- Magura Menja
Magura describes its Menja as an All Mountain/XC fork, and as such it sits somewhere in the middle of the company’s brand new range of four forks. Magura forks have built a good reputation for value and reliability, but as yet this hasn’t translated to huge UK sales. With their new range, this is hopefully set to change.
The Menja is available in three different travel options – 85, 100 or 130mm. They’re different forks, so you’ll need to decide how much travel you want before you buy. Other options include a choice of lower legs with either disc brake and V-brake mounts or disc brake and Magura’s own Firm-Tech mounts specifically for its hydraulic rim brakes. If you’re only planning to use discs, the Firm-Tech models will give you a cleaner look – the rim brake mounts are low profile and behind the legs. Standard colour is black, but Magura’s Customize Program gives you the choice of white, yellow, orange, pink, red, olive, turquoise, dark blue or silver.
Uniquely, Magura’s whole fork range uses its Dual Arch Design, with brake arches at front and rear. It’s not the first manufacturer to do this – Pace forks had twin arches years ago – but it’s the only one doing it now and the only one to be doing it with one-piece magnesium lowers. It’s quite a clever bit of manufacturing, and certainly looks distinctive.
32mm stanchions are bonded into a cold-forged 6082-T6 aluminium crown, which carries an integrated cable stop for a retrofittable remote lockout lever. On the subject of integrated bits and bobs, there’s a built-in hose guide on the lower leg but it turned out to be too small to fit a Hope hose through. The dropouts are angled forwards at 45° to eliminate the possibility of brake-assisted axle wander, and stainless steel corrosion protectors are fitted to the dropout faces and IS brake mounts. All forks in Magura’s range are warrantied for up to 210mm rotors, so if you fancy running 8in rotors on an 85mm fork you know where to go.
Moving inside, the Menja is air sprung and oil damped. You won’t find yourself bewildered by controls and adjustments – you’ve got an air valve on the top of the left leg and a rebound damping adjuster at the bottom of the right. At the top of the right leg is a lockout lever, but it’s not just any old lockout. Magura’s Dynamic Lockout System locks the forks at the sag point rather than fully extended, giving you a more agreeable weight distribution for tackling steep climbs. It’s a little like a less extreme version of Marzocchi’s ETA system. A remote handlebar lever for the lockout is available, if you want it easier to reach.

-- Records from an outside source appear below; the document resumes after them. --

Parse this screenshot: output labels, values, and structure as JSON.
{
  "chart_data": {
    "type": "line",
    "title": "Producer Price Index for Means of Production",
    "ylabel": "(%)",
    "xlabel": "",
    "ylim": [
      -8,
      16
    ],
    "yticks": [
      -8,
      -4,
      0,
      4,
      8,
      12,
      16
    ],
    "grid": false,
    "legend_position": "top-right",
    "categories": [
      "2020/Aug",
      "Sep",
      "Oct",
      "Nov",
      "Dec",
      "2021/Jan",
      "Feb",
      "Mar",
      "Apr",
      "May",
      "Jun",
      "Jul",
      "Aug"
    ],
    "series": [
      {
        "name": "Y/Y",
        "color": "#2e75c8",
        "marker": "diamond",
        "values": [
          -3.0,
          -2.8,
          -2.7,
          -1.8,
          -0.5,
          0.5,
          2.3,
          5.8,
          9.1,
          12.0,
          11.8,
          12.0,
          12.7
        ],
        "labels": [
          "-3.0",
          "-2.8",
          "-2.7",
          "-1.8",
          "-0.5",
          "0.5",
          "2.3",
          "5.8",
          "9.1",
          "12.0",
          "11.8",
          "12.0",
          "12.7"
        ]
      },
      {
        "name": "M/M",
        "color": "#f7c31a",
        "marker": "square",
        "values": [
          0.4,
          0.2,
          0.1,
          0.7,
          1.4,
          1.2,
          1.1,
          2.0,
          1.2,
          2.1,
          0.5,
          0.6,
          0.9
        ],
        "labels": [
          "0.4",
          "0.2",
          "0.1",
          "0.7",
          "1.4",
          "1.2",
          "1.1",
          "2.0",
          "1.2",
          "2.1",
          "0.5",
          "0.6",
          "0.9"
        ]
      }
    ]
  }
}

We strapped the Menja to the front of our Pipedream, and just through the first few sections of singletrack the extra stiffness provided from the Dual Arch Design became apparent. Combined with 32mm stanchions, steering is very precise and direct, and there’s no hint of flutter under braking. Previous generations of Magura forks have generally featured quite a stiff action out of the box and even after a lot of running in haven’t matched some of the competition for plushness. But the Menja is super plush from the first moment you hit a root and there’s certainly no bedding in period needed. The travel is pleasingly linear, with all 100mm being easily accessible. There’s no harsh bottoming out, though, and the damping does an excellent job of keeping the front wheel in check.
Setup is a doddle – the shock pump even has recommend pressure settings printed on the barrel to get you started. The downside of simple controls and setup is, of course, that the scope for fiddling to get things just how you want them is somewhat reduced. If you’re a tinkerer you may wish to look for something with more knobs and dials on it. If you just want to ride, check out the Menja.
Ups and downs
Positives: Plush, easy adjustment, stiff, distinctive looks
Negatives: Not the lightest, limited tunability, weird name
The Menja is one of the nicest short travel forks we’ve used in a while. It’s solidly made, super smooth and controlled, with a lockout that works in a way we can get our heads around. At a claimed weight of 3.7lb, they’re not superlight for a 100mm fork, but then the 130mm variant isn’t much heavier. If you have your own ideas about how you want your fork to behave you’ll want something with more adjustability, but if you don’t want to think too hard about setup (and let’s be honest, most people don’t have a clue), take a good look at one of these.